When you do withdraw money, lines of credit are often paid back on a daily,weekly or monthly basis. The line of credit offers a lot of flexibility to cover things like getting extra inventory or hiring seasonal labor as well as helping you get from one quarter to the next if most of your orders come a certain time of the year.
This loan isn’t for everyone. Sometimes there’s a minimum amount that must be drawn on the line of credit at all times, and the rates may be a bit higher than they are for term loans, functioning similarly to credit cards.
Since the line of credit is such a flexible source of funding, you might use it for a number of things including transitioning your business online to help you adapt to the changing business environment caused by COVID-19.
Bridge Loan
A bridge loan is short-term financing used to stay afloat while waiting for other funding with more favorable terms to come through. If you knew you had a high expectation of receiving a loan in the next few months or were waiting to close a round of funding, you might use a bridge loan until you received the funds from the new deal.
Bridge loans may be paid back in terms anywhere from 3 – 18 months and typically have daily or weekly payments. However, a bridge loan could be a good option if you just need the cash in the short-term and will soon be getting a more permanent source of funding.
Other Financing Options
If a new loan doesn’t seem right to you, you do have a couple of other options that you can take a look at. Let’s go through them.
Merchant Cash Advance
A merchant cash advance, sometimes referred to as a business cash advance, is a purchase and sale transaction where the business sells a portion of its future credit card or other receivables. Instead of having a fixed payment that has to be paid back on a daily, weekly or monthly basis, payments are made based on your credit card sales
Payments for a merchant cash advance are made by taking a percentage of your credit card receivables until the advance is paid. Because of this, there’s no set term and that makes this a very flexible.
If you can show strong sales, credit also doesn’t tend to hold you back with a merchant cash advance because payments are based on the performance of your business.
Small Business COVID-19 Relief
In the wake of COVID-19, business has certainly changed temporarily and in some ways maybe for a lot longer. As businesses feel their way through this new reality, it’s natural to struggle a little bit. The good news is that small business relief is available.

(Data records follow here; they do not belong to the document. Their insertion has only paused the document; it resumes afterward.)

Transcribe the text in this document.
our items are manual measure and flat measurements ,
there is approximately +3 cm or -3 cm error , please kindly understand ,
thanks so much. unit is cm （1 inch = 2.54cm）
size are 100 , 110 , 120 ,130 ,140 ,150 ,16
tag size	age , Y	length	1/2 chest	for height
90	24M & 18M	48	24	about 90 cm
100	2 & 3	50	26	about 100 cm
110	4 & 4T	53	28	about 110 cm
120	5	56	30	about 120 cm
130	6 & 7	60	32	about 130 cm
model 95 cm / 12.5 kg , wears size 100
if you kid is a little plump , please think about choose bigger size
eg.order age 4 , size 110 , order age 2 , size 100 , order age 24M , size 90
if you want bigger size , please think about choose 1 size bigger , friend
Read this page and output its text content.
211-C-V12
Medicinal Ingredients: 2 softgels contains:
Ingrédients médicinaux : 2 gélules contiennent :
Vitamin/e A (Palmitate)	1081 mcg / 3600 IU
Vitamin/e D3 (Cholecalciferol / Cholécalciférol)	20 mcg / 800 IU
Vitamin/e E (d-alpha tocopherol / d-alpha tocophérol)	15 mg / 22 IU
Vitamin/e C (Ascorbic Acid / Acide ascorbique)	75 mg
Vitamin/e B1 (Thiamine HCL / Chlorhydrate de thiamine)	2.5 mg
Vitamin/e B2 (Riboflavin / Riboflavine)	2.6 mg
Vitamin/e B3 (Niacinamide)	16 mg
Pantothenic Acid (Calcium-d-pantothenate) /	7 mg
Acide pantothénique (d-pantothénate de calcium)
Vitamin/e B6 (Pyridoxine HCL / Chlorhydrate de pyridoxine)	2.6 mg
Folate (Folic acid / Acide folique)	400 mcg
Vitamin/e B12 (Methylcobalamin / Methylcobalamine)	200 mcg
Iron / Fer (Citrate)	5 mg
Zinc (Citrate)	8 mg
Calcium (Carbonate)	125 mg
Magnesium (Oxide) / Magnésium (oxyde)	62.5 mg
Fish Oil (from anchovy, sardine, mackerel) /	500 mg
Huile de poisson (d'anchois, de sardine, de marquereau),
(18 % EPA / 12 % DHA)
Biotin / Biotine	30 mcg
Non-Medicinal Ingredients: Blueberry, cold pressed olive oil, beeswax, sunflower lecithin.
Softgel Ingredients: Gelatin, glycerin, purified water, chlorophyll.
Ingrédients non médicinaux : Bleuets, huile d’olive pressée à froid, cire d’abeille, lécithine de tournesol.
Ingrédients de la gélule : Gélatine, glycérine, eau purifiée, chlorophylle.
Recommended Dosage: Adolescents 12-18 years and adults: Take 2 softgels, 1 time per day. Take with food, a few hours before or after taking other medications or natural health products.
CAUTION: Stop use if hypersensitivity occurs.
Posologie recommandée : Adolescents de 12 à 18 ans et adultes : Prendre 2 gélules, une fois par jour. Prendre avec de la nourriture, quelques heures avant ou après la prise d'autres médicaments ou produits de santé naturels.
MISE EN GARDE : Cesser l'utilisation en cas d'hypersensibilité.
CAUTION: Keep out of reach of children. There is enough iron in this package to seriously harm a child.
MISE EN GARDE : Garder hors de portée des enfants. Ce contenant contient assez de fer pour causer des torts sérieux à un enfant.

There are a couple of small business COVID-19 relief options available from the federal government, most notably one from the federal government in the form of the Paycheck Protection Program (PPP). The best thing about the PPP is that if you follow the terms of the loan and spend at least 60% of the loan funds on payroll the remaining funds can be used on mortgages or debt obligations that were incurred before February 15 of this year.
Beyond the relief offered by the federal government through the forgiveness and the Economic Injury Disaster Loan (EIDL) along with associated grant funds, many states are also offering assistance and programs of their own intended to provide small business relief.
Private lenders may have their own options when it comes to small business relief, so if you feel you need assistance, don’t hesitate to reach out to the servicer of your loan to see what your options might be. Additionally, states and localities may have programs and relief options available.
There are also free resources available which may provide some small business relief to those impacted by this situation. With the right combination of business funding and making use of the resources available to you, it’ll help you survive this situation and come through it with renewed strength.